Creating and Supporting Healthy Workplace Cultures
Top-down company culture helps create the baseline for what a company expects of its employees and helps give individuals a set of guidelines for participation. No organization can succeed without rules, just as no society can survive without laws. There is no lack of inspiration and guidance for how to best design and implement a “healthy” culture, from the top-down perspective. I think of Google, Zappos, and other such companies as guideposts in this ever-changing landscape.
The part of a healthy culture that is a bit harder to understand, and to find inspiration for, is the bottom-up side. By its very nature, it will be different in every company. Its essence will spring from the interests and passions of individuals and small groups, and thusly it is diffuse. But there is a handful of tactics that companies can and should employ to help spark, sustain and grow an organic culture.
Create Space
This is an area where top-down, compulsory cultural aspects can have a huge impact on employee-generated, casual culture. Leaders can use policies to create openness and flexibility within which individuals and groups can feel empowered to share themselves and their interests. Allow for and promote unstructured time in which individuals and groups can share their passions and interests with one another.
Invite teams to make their marks on what is their organization too!
Make the Rounds
All too often, even in the smallest of companies, leaders feel removed from bottom-up cultural elements. Even when an executive team has made an effort to promote organic culture, they often fail to participate in it. “There isn’t time,” or “That’s their thing,” are the thoughts that lead to a wider-than-necessary gap between the organic culture created by the employees and that experienced by leadership.
Leaders, both mid and upper-level, need to make the rounds and participate in the organic culture that is changing the personality of their organizations. It shows that loyalty and commitment flow across the company, not just upward.
Tell Stories
It is easy to forget to celebrate. It is easy to think that culture is what is written in stone and followed to the letter. It is difficult to make time for the transference of company lore. Like the tribes and villages of centuries past, companies need to support and grow their culture by telling the stories that help create it. Leaders should invite teams and individuals to share their bottom-up cultural experiences with the company as a whole. Leaders should observe the events and experiences that are shaping the company and then tell the tales themselves, cementing the importance of the bottom-up by delivering it from the progenitors of the top-down.
Love your robot overlords AND cultivate a healthy cultural petri dish.
The Workplace “Cyborg”
In many ways a healthy company resembles a cybernetic organism–the perfect amalgamation of mechanical and organic elements, forming an entity that is not solely either, but the best parts of both.
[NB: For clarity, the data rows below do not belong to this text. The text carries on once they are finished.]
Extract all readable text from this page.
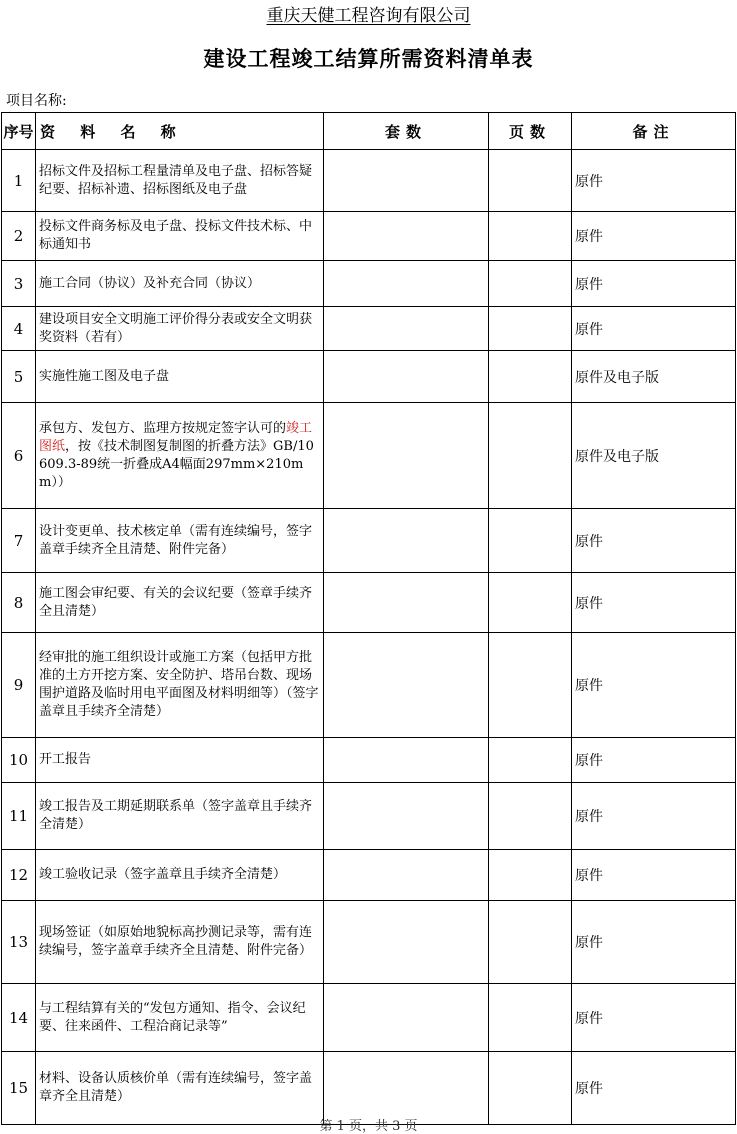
重庆天健工程咨询有限公司
建设工程竣工结算所需资料清单表
项目名称:
序号	资 料 名 称	套数	页数	备注
1	招标文件及招标工程量清单及电子盘、招标答疑纪要、招标补遗、招标图纸及电子盘			原件
2	投标文件商务标及电子盘、投标文件技术标、中标通知书			原件
3	施工合同（协议）及补充合同（协议）			原件
4	建设项目安全文明施工评价得分表或安全文明获奖资料（若有）			原件
5	实施性施工图及电子盘			原件及电子版
6	承包方、发包方、监理方按规定签字认可的竣工图纸，按《技术制图复制图的折叠方法》GB/10609.3-89统一折叠成A4幅面297mm×210mm））			原件及电子版
7	设计变更单、技术核定单（需有连续编号，签字盖章手续齐全且清楚、附件完备）			原件
8	施工图会审纪要、有关的会议纪要（签章手续齐全且清楚）			原件
9	经审批的施工组织设计或施工方案（包括甲方批准的土方开挖方案、安全防护、塔吊台数、现场围护道路及临时用电平面图及材料明细等）（签字盖章且手续齐全清楚）			原件
10	开工报告			原件
11	竣工报告及工期延期联系单（签字盖章且手续齐全清楚）			原件
12	竣工验收记录（签字盖章且手续齐全清楚）			原件
13	现场签证（如原始地貌标高抄测记录等，需有连续编号，签字盖章手续齐全且清楚、附件完备）			原件
14	与工程结算有关的“发包方通知、指令、会议纪要、往来函件、工程洽商记录等”			原件
15	材料、设备认质核价单（需有连续编号，签字盖章齐全且清楚）			原件
第 1 页，共 3 页
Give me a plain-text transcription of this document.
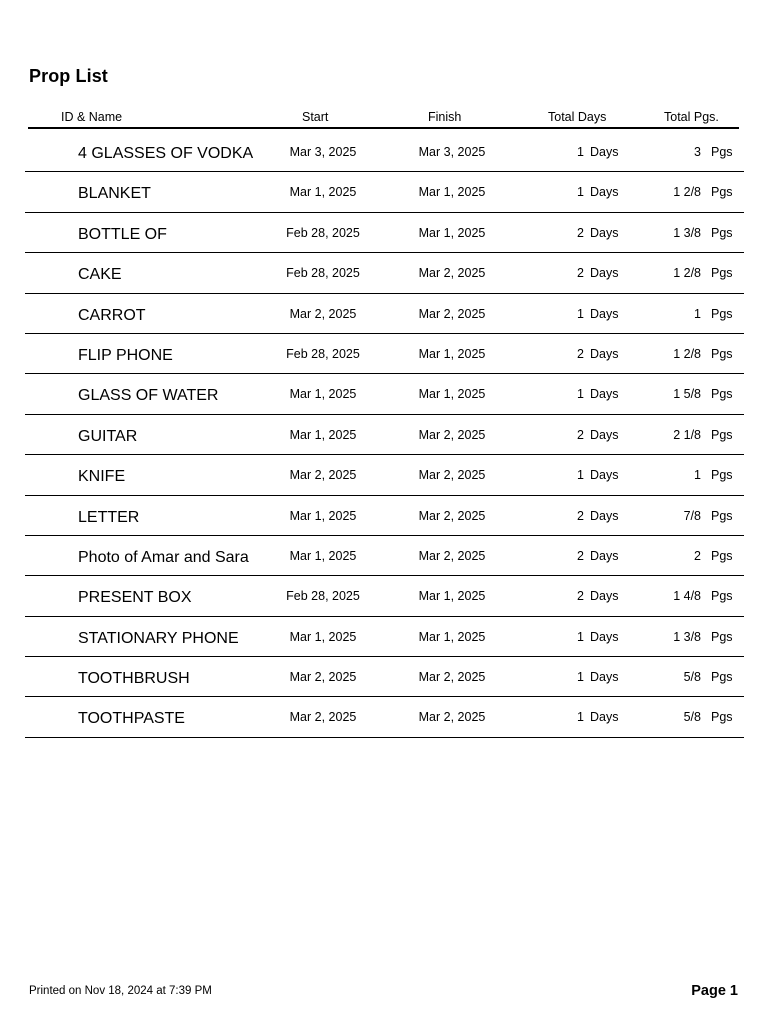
Prop List
ID & Name	Start	Finish	Total Days	Total Pgs.
4 GLASSES OF VODKA	Mar 3, 2025	Mar 3, 2025	1 Days	3 Pgs
BLANKET	Mar 1, 2025	Mar 1, 2025	1 Days	1 2/8 Pgs
BOTTLE OF	Feb 28, 2025	Mar 1, 2025	2 Days	1 3/8 Pgs
CAKE	Feb 28, 2025	Mar 2, 2025	2 Days	1 2/8 Pgs
CARROT	Mar 2, 2025	Mar 2, 2025	1 Days	1 Pgs
FLIP PHONE	Feb 28, 2025	Mar 1, 2025	2 Days	1 2/8 Pgs
GLASS OF WATER	Mar 1, 2025	Mar 1, 2025	1 Days	1 5/8 Pgs
GUITAR	Mar 1, 2025	Mar 2, 2025	2 Days	2 1/8 Pgs
KNIFE	Mar 2, 2025	Mar 2, 2025	1 Days	1 Pgs
LETTER	Mar 1, 2025	Mar 2, 2025	2 Days	7/8 Pgs
Photo of Amar and Sara	Mar 1, 2025	Mar 2, 2025	2 Days	2 Pgs
PRESENT BOX	Feb 28, 2025	Mar 1, 2025	2 Days	1 4/8 Pgs
STATIONARY PHONE	Mar 1, 2025	Mar 1, 2025	1 Days	1 3/8 Pgs
TOOTHBRUSH	Mar 2, 2025	Mar 2, 2025	1 Days	5/8 Pgs
TOOTHPASTE	Mar 2, 2025	Mar 2, 2025	1 Days	5/8 Pgs
Printed on Nov 18, 2024 at 7:39 PM	Page 1
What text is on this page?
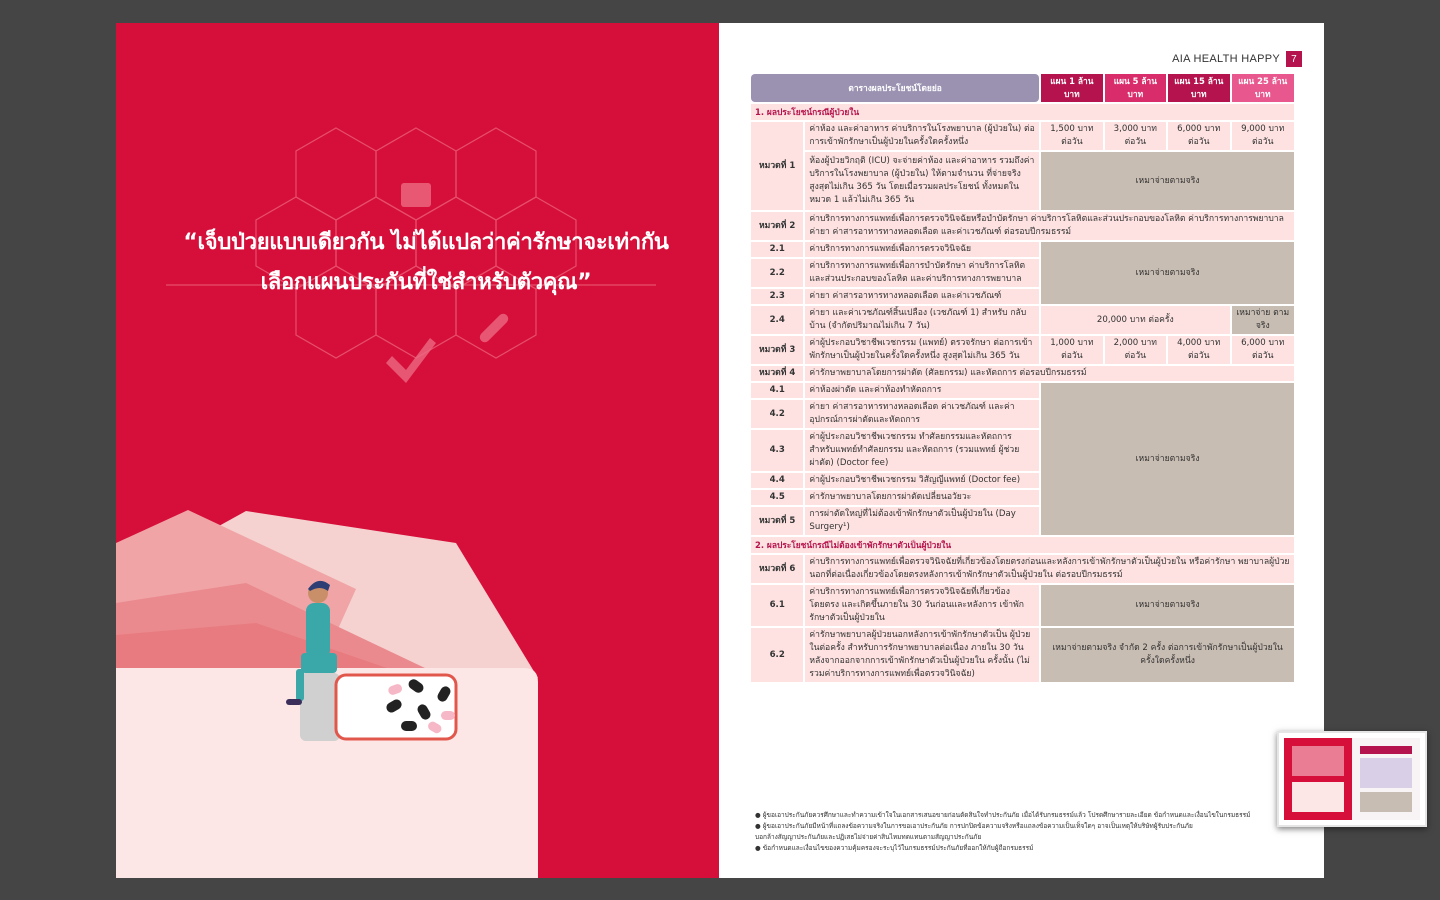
“เจ็บป่วยแบบเดียวกัน ไม่ได้แปลว่าค่ารักษาจะเท่ากัน
เลือกแผนประกันที่ใช่สำหรับตัวคุณ”
AIA HEALTH HAPPY	7
ตารางผลประโยชน์โดยย่อ		แผน 1 ล้านบาท	แผน 5 ล้านบาท	แผน 15 ล้านบาท	แผน 25 ล้านบาท
1. ผลประโยชน์กรณีผู้ป่วยใน					
หมวดที่ 1	ค่าห้อง และค่าอาหาร ค่าบริการในโรงพยาบาล (ผู้ป่วยใน) ต่อการเข้าพักรักษาเป็นผู้ป่วยในครั้งใดครั้งหนึ่ง	1,500 บาท ต่อวัน	3,000 บาท ต่อวัน	6,000 บาท ต่อวัน	9,000 บาท ต่อวัน
	ห้องผู้ป่วยวิกฤติ (ICU) จะจ่ายค่าห้อง และค่าอาหาร รวมถึงค่าบริการในโรงพยาบาล (ผู้ป่วยใน) ให้ตามจำนวน ที่จ่ายจริง สูงสุดไม่เกิน 365 วัน โดยเมื่อรวมผลประโยชน์ ทั้งหมดในหมวด 1 แล้วไม่เกิน 365 วัน	เหมาจ่ายตามจริง			
หมวดที่ 2	ค่าบริการทางการแพทย์เพื่อการตรวจวินิจฉัยหรือบำบัดรักษา ค่าบริการโลหิตและส่วนประกอบของโลหิต ค่าบริการทางการพยาบาล ค่ายา ค่าสารอาหารทางหลอดเลือด และค่าเวชภัณฑ์ ต่อรอบปีกรมธรรม์				
2.1	ค่าบริการทางการแพทย์เพื่อการตรวจวินิจฉัย	เหมาจ่ายตามจริง			
2.2	ค่าบริการทางการแพทย์เพื่อการบำบัดรักษา ค่าบริการโลหิต และส่วนประกอบของโลหิต และค่าบริการทางการพยาบาล				
2.3	ค่ายา ค่าสารอาหารทางหลอดเลือด และค่าเวชภัณฑ์				
2.4	ค่ายา และค่าเวชภัณฑ์สิ้นเปลือง (เวชภัณฑ์ 1) สำหรับ กลับบ้าน (จำกัดปริมาณไม่เกิน 7 วัน)	20,000 บาท ต่อครั้ง			เหมาจ่าย ตามจริง
หมวดที่ 3	ค่าผู้ประกอบวิชาชีพเวชกรรม (แพทย์) ตรวจรักษา ต่อการเข้าพักรักษาเป็นผู้ป่วยในครั้งใดครั้งหนึ่ง สูงสุดไม่เกิน 365 วัน	1,000 บาท ต่อวัน	2,000 บาท ต่อวัน	4,000 บาท ต่อวัน	6,000 บาท ต่อวัน
หมวดที่ 4	ค่ารักษาพยาบาลโดยการผ่าตัด (ศัลยกรรม) และหัตถการ ต่อรอบปีกรมธรรม์				
4.1	ค่าห้องผ่าตัด และค่าห้องทำหัตถการ	เหมาจ่ายตามจริง			
4.2	ค่ายา ค่าสารอาหารทางหลอดเลือด ค่าเวชภัณฑ์ และค่าอุปกรณ์การผ่าตัดและหัตถการ				
4.3	ค่าผู้ประกอบวิชาชีพเวชกรรม ทำศัลยกรรมและหัตถการ สำหรับแพทย์ทำศัลยกรรม และหัตถการ (รวมแพทย์ ผู้ช่วยผ่าตัด) (Doctor fee)				
4.4	ค่าผู้ประกอบวิชาชีพเวชกรรม วิสัญญีแพทย์ (Doctor fee)				
4.5	ค่ารักษาพยาบาลโดยการผ่าตัดเปลี่ยนอวัยวะ				
หมวดที่ 5	การผ่าตัดใหญ่ที่ไม่ต้องเข้าพักรักษาตัวเป็นผู้ป่วยใน (Day Surgery¹)				
2. ผลประโยชน์กรณีไม่ต้องเข้าพักรักษาตัวเป็นผู้ป่วยใน					
หมวดที่ 6	ค่าบริการทางการแพทย์เพื่อตรวจวินิจฉัยที่เกี่ยวข้องโดยตรงก่อนและหลังการเข้าพักรักษาตัวเป็นผู้ป่วยใน หรือค่ารักษา พยาบาลผู้ป่วยนอกที่ต่อเนื่องเกี่ยวข้องโดยตรงหลังการเข้าพักรักษาตัวเป็นผู้ป่วยใน ต่อรอบปีกรมธรรม์				
6.1	ค่าบริการทางการแพทย์เพื่อการตรวจวินิจฉัยที่เกี่ยวข้อง โดยตรง และเกิดขึ้นภายใน 30 วันก่อนและหลังการ เข้าพักรักษาตัวเป็นผู้ป่วยใน	เหมาจ่ายตามจริง			
6.2	ค่ารักษาพยาบาลผู้ป่วยนอกหลังการเข้าพักรักษาตัวเป็น ผู้ป่วยในต่อครั้ง สำหรับการรักษาพยาบาลต่อเนื่อง ภายใน 30 วันหลังจากออกจากการเข้าพักรักษาตัวเป็นผู้ป่วยใน ครั้งนั้น (ไม่รวมค่าบริการทางการแพทย์เพื่อตรวจวินิจฉัย)	เหมาจ่ายตามจริง จำกัด 2 ครั้ง ต่อการเข้าพักรักษาเป็นผู้ป่วยในครั้งใดครั้งหนึ่ง			
● ผู้ขอเอาประกันภัยควรศึกษาและทำความเข้าใจในเอกสารเสนอขายก่อนตัดสินใจทำประกันภัย เมื่อได้รับกรมธรรม์แล้ว โปรดศึกษารายละเอียด ข้อกำหนดและเงื่อนไขในกรมธรรม์
● ผู้ขอเอาประกันภัยมีหน้าที่แถลงข้อความจริงในการขอเอาประกันภัย การปกปิดข้อความจริงหรือแถลงข้อความเป็นเท็จใดๆ อาจเป็นเหตุให้บริษัทผู้รับประกันภัย
บอกล้างสัญญาประกันภัยและปฏิเสธไม่จ่ายค่าสินไหมทดแทนตามสัญญาประกันภัย
● ข้อกำหนดและเงื่อนไขของความคุ้มครองจะระบุไว้ในกรมธรรม์ประกันภัยที่ออกให้กับผู้ถือกรมธรรม์
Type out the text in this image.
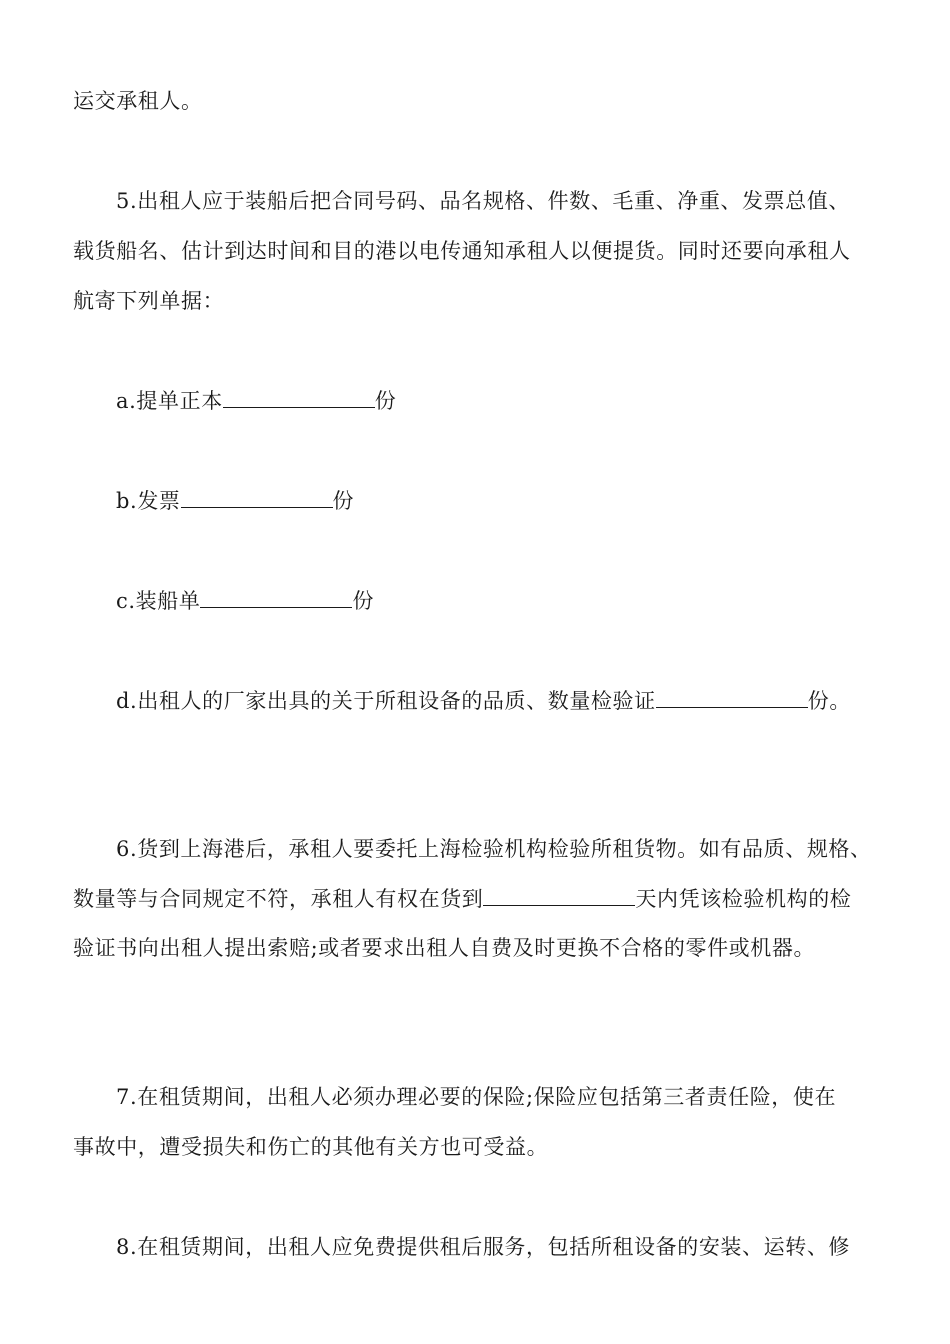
运交承租人。
5.出租人应于装船后把合同号码、品名规格、件数、毛重、净重、发票总值、
载货船名、估计到达时间和目的港以电传通知承租人以便提货。同时还要向承租人
航寄下列单据：
a.提单正本	份
b.发票	份
c.装船单	份
d.出租人的厂家出具的关于所租设备的品质、数量检验证	份。
6.货到上海港后，承租人要委托上海检验机构检验所租货物。如有品质、规格、
数量等与合同规定不符，承租人有权在货到	天内凭该检验机构的检
验证书向出租人提出索赔;或者要求出租人自费及时更换不合格的零件或机器。
7.在租赁期间，出租人必须办理必要的保险;保险应包括第三者责任险，使在
事故中，遭受损失和伤亡的其他有关方也可受益。
8.在租赁期间，出租人应免费提供租后服务，包括所租设备的安装、运转、修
The mechanical elements of a cyborg (and an organization) provide structure and durability. They help sustain the creature through change and chaos. The organic elements provide a spark of the unexpected and allow for adaptability within and around the mechanical structures.
Bottom-up, organic workplace culture is the art that provides context to the science of top-down, mechanical workplace culture. The newest generation of company leaders knows that only by seamlessly blending the organic and mechanical elements of their cultures can they compete for top talent, spark the highest levels of creativity, and strengthen the commitment and loyalty of their employees.
Most of the literature and thought on the topic of workplace culture circles around the thoroughly explored mechanical, top-down elements. Isn’t it time we spend equal effort exploring the bottom-up, organic? As leaders, we have a lot to learn about how to create an environment that generates, supports and celebrates organic workplace culture, and provides the context that gives the mechanical some meaning and purpose.